Am I right in saying that if we keep a UK bank account that we will be 'non-residents' for tax purposes and as such will not pay tax on the interest? (we'll only be visiting the UK for say 2 weeks each year/evry other year)

We have a stocks & shares ISA. Is this worth keeping on as a non-ISA account ? Is this possible?

What about UK state pensions ? Are we entitled to anything for all the NI payments we've made? Is it possible to keep paying NI to ensure a pension / is there any point?
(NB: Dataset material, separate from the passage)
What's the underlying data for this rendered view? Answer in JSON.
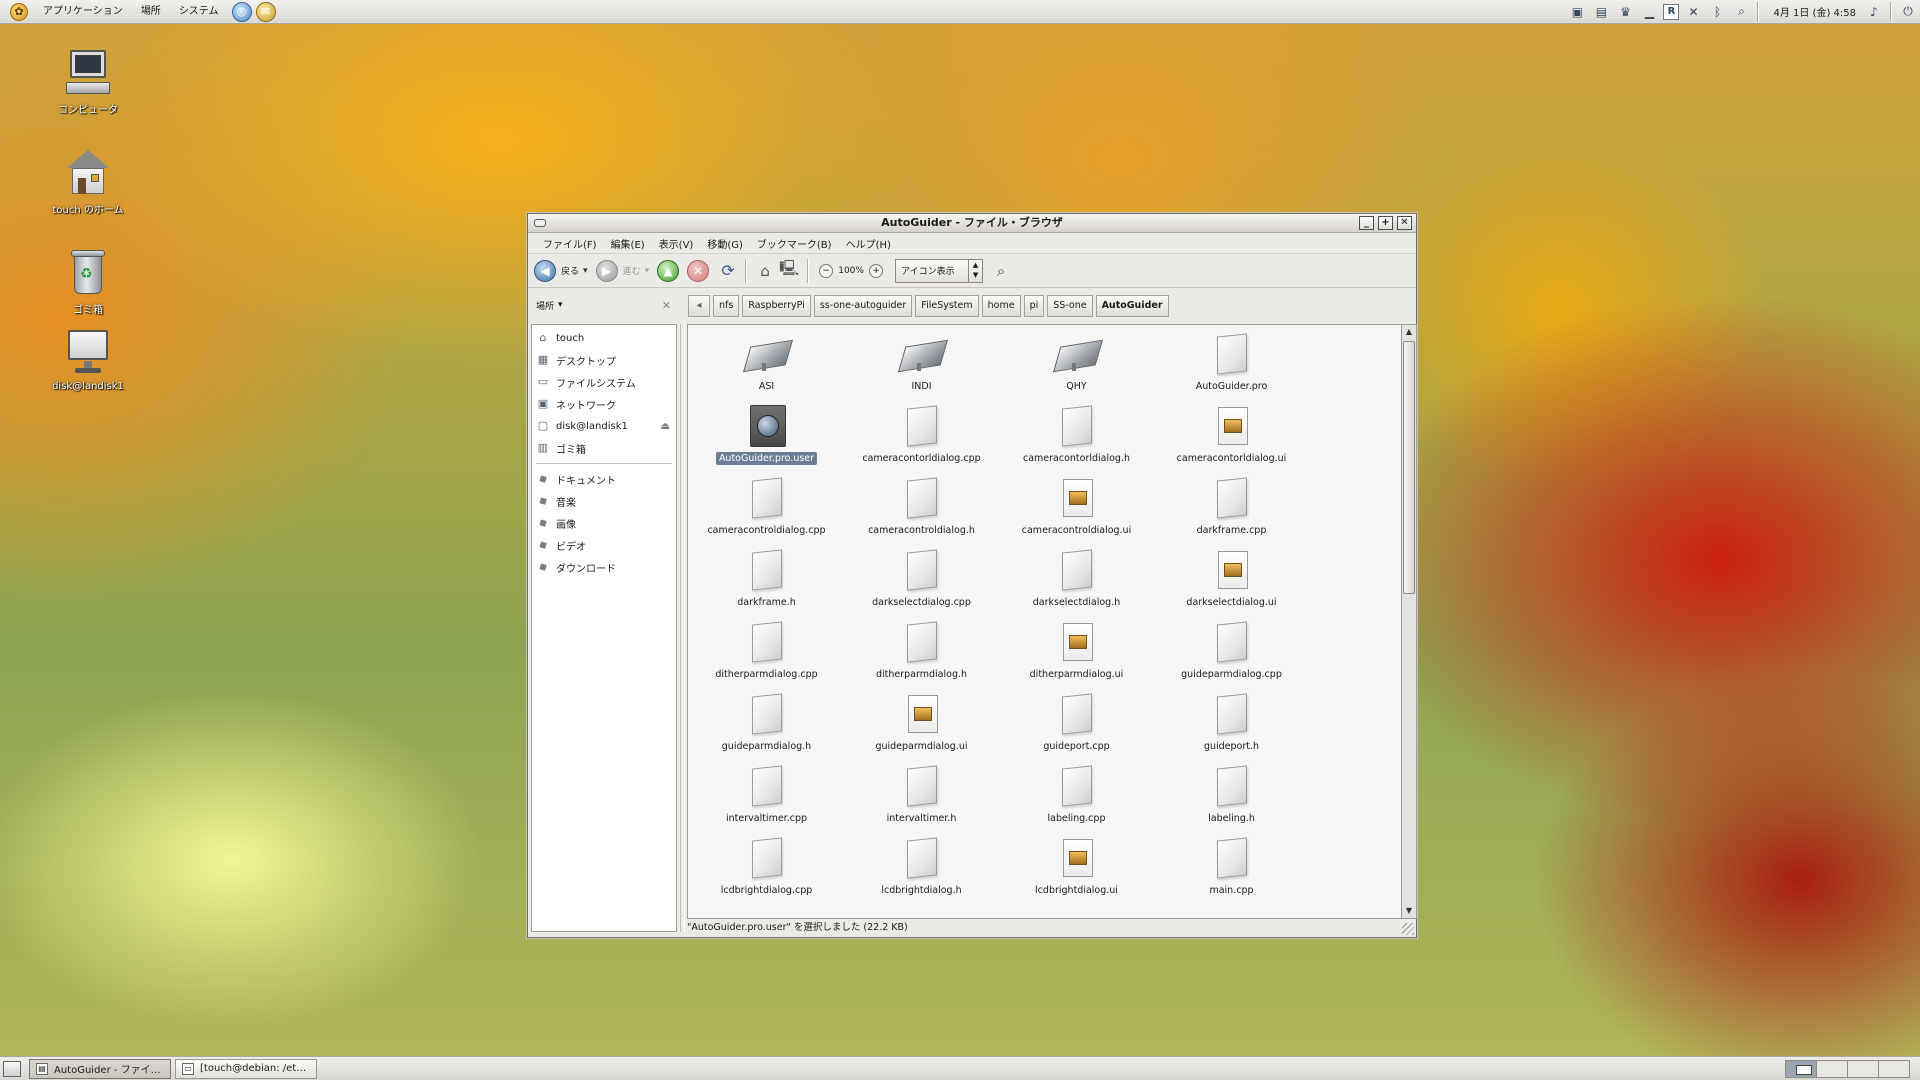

Sorry for all the questions. :oops: We will be seeing an IFA before we leave, just curious as to what other people have done/plan to do.

Milliemoo ;)

Robert
15th October 2004, 08:35 AM
What a list!

You need to speak to an IFA about your endowment as whether you keep it or not will depend on which one you have. Remember that in 17 years the dollar/pound rate will probably be different from today and may be more or less favourable.

If you definitely want to stay in NZ forever then it is probably not worth paying NIC as anything you get from the UK will reduce your NZ pension. You will get a UK pension, but it will not rise when everyone elses does.
You can buy back pension entitlement in the UK for up to 7 years though so you could stop contributing when you come and if you go back within 7 years, all you need is to pay a large lump sum.
AFAIK ISAs are tax free for UK residents only, but do check with your provider.

Income from interest is liable to tax wherever it 'arises' With interest, there is a double tax agreement with NZ determining who gets the tax take. I beleive you could chose which country to pay tax in (the UK is best if your income from interest is less than about £8000 pa) but you should check with the IRD here in NZ. In any case, you should ask for your interest to be paid gross.

For further info. ask the contributions agency for their leaflet on overseas residence and the inland revenue for advice on double tax.

Milliemoo
15th October 2004, 07:37 PM
I Robert,

Thanks for all the info.

Yes, endowments are a tricky one, but as you say you don't know what's going to happen in 17 years so I'm reluctant to cash in now (which I don't think is a good option). To continue to pay or not is what I've got to decide me thinks.

It's definately a job for an IFA. I've tried reading through the info on the IR website etc but I just get more and more confused :?